31 August 2016 Insurance

Emerging markets will drive strong growth in life reinsurance

Growth in the life insurance sector in emerging markets will more than outstrip the stagnating markets in many more developed countries, according to a report from S&P Global Ratings.

The report suggests there remain solid growth prospects in longevity and morbidity lines of business as a result.

It suggests the US mortality business remains flat, and may face declines due to stagnating primary insurance growth and potential regulatory changes on captive principal-based reserving and XXX/AXXX reserving, reserving standards for both term and universal life insurance.

But S&P, on balance, believes growth potential in emerging markets will outpace the possible decline in mature markets over the next few years.

"We expect the global life reinsurance sector will grow by about 3 percent to 5 percent on a gross-premiums-written basis in 2016-2017," said Johannes Bender, analyst at S&P Global Ratings.

"The underpenetrated emerging life insurance markets could grow significantly in the next few years as the economies develop and insurance penetration rates rise."

The ratings agency suggests some risks in emerging market growth arise from increased volatility given that emerging markets have more limited underwriting experience and data.
For example, a rapid increase in longevity and morbidity risk lines could also change companies' risk profiles.
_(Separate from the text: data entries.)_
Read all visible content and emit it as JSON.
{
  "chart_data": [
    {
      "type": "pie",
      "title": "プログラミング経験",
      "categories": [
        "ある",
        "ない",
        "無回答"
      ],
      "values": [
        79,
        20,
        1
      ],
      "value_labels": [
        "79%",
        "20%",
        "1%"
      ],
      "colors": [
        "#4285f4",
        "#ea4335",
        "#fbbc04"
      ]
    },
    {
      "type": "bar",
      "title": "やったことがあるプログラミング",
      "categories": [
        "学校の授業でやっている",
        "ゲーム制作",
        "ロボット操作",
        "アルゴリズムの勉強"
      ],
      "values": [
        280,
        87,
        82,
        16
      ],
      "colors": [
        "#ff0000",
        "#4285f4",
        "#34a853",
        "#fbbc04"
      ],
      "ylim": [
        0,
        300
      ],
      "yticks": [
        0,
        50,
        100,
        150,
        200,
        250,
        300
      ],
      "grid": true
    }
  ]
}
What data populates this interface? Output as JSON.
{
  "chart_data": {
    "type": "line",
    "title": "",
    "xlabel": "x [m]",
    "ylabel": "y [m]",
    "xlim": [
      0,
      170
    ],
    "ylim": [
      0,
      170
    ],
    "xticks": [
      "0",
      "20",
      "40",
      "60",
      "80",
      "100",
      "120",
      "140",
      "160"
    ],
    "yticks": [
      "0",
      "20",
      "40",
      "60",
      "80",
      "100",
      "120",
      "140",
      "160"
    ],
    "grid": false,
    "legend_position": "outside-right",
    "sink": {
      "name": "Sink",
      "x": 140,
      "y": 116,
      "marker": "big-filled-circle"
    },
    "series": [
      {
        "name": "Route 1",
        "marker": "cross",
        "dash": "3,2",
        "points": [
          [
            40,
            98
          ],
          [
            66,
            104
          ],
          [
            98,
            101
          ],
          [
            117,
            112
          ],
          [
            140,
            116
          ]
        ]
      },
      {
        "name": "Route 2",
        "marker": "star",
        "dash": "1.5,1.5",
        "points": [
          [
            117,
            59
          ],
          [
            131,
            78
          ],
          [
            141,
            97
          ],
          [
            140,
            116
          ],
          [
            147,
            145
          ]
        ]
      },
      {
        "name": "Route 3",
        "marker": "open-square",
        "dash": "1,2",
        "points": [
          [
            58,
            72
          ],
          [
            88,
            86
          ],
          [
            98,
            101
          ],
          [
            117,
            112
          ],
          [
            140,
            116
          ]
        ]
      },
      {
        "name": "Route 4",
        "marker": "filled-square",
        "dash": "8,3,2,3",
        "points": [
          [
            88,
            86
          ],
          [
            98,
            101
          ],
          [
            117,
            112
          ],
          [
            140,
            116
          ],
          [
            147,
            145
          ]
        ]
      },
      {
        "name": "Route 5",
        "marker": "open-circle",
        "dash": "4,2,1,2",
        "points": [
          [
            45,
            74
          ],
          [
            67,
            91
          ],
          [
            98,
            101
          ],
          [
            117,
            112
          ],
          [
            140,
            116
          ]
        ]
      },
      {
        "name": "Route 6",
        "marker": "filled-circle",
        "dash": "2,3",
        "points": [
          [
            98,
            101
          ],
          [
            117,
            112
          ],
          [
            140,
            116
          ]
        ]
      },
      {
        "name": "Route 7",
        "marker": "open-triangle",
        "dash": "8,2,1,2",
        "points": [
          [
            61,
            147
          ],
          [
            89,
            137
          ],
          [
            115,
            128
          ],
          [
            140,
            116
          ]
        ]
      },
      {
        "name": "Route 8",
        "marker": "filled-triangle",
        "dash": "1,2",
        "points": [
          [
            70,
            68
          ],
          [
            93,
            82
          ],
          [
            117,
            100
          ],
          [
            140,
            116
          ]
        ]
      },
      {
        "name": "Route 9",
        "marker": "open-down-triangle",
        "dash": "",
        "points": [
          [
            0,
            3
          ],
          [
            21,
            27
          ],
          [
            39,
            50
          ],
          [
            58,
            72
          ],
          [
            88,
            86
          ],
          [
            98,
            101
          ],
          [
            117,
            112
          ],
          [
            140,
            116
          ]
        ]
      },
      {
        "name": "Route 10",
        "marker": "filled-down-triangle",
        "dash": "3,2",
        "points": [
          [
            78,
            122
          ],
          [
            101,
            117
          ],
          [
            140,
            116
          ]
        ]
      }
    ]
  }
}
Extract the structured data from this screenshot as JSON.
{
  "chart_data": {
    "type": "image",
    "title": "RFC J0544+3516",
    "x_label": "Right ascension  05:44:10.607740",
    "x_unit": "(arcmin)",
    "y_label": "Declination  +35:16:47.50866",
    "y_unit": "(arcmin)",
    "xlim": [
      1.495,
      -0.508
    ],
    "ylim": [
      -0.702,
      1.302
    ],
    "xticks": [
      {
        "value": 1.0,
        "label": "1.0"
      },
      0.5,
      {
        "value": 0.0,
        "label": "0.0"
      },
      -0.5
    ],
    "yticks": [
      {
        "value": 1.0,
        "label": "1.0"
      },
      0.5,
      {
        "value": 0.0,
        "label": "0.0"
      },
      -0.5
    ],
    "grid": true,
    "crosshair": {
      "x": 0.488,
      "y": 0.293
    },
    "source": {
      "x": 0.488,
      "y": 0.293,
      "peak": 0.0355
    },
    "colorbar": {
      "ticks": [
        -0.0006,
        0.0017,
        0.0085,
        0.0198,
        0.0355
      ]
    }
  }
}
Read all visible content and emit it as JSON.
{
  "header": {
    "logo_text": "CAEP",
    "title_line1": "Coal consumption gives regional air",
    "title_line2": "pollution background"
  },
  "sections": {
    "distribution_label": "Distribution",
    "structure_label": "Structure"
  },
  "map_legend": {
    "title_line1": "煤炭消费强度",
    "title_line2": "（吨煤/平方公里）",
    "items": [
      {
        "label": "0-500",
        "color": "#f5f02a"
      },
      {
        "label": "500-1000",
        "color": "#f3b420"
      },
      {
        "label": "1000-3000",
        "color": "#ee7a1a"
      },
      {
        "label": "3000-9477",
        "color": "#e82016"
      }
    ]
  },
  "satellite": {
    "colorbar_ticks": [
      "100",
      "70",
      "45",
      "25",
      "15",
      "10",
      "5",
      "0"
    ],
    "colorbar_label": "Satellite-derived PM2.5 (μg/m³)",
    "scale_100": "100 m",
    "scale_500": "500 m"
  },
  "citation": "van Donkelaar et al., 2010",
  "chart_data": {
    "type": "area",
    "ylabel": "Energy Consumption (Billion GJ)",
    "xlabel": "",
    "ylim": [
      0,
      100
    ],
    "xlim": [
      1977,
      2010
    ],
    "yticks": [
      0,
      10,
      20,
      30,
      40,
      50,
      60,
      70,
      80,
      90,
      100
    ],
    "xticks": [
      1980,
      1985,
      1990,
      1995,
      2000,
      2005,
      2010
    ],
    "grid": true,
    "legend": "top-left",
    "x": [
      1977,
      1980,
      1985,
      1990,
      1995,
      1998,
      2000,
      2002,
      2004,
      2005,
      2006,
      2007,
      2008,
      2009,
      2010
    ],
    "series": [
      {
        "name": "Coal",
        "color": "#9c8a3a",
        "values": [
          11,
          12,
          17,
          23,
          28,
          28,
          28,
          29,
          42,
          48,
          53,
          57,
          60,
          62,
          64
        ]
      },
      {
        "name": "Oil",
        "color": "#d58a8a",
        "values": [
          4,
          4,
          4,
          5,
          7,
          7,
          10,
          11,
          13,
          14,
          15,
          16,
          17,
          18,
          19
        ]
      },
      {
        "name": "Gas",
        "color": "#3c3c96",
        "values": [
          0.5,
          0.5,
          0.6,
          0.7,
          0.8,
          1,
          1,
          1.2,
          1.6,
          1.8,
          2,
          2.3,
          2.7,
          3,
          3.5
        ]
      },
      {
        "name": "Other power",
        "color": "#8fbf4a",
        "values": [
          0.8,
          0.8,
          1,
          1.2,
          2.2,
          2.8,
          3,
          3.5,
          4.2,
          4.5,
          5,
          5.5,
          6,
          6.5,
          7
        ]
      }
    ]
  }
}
Nevertheless, S&P considers the industry's risk management and underwriting capabilities well advanced, which should help to safeguard the industry from too aggressive growth in new regions and from underestimating new underlying risks.

“We also believe the industry has sound profitability prospects based on our assumption that the growth in emerging markets, longevity, and morbidity on balance will generate similar returns compared to historically in the industry,” said S&P.

“We expect a return on equity (ROE) of just above 10 percent over the next two years, although cash flow patterns might change in view of potentially higher longevity and morbidity shares.”